My wife and I have been running a successful recruitment business for the past eight years. We are now separating and had thought initially we would sell the business. We now think it might be a good idea to continue running the business together. Is this sensible and how best should we approach this to avoid arguments?

If you and your wife can still work together, then why not? But you and your wife might want to agree the basis upon which you will run the business in future. It might be helpful to draw up a shareholders' agreement if you operate through a company, or a partnership agreement if you operate as a partnership.

Your agreement can set a structure and process which can work for you both. For example, your agreement can set out (i) how often you meet as directors to discuss the business and the challenges it faces; (ii) how the business should be financed, (iii) how responsibilities are divided and (iv) the decisions that need the agreement of both of you, for example, selling the business, or key hiring decisions.
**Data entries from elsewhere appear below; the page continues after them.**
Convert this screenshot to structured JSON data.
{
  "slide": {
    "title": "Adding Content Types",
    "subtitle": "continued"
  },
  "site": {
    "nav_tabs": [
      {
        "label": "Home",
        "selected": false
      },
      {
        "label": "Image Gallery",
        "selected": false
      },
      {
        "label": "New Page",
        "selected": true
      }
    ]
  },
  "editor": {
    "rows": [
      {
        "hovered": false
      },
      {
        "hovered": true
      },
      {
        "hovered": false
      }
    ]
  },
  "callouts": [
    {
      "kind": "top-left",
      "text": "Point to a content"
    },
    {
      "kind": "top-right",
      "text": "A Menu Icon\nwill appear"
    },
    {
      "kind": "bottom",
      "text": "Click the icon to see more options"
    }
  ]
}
Going forward, you really need to think about how you will resolve disagreements over key business decisions. If you think that emotion might cloud judgement, then you could think about appointing a non-executive chairman to help mediate. If you can identify an experienced business person whom you both trust, then why not approach them?

You should also be realistic and map out how the business should be broken up if things don't go according to plan. Make sure your agreement outlines a plan to wind up the business in an orderly fashion. For example, you can agree how assets should be divided and who gets to keep which clients.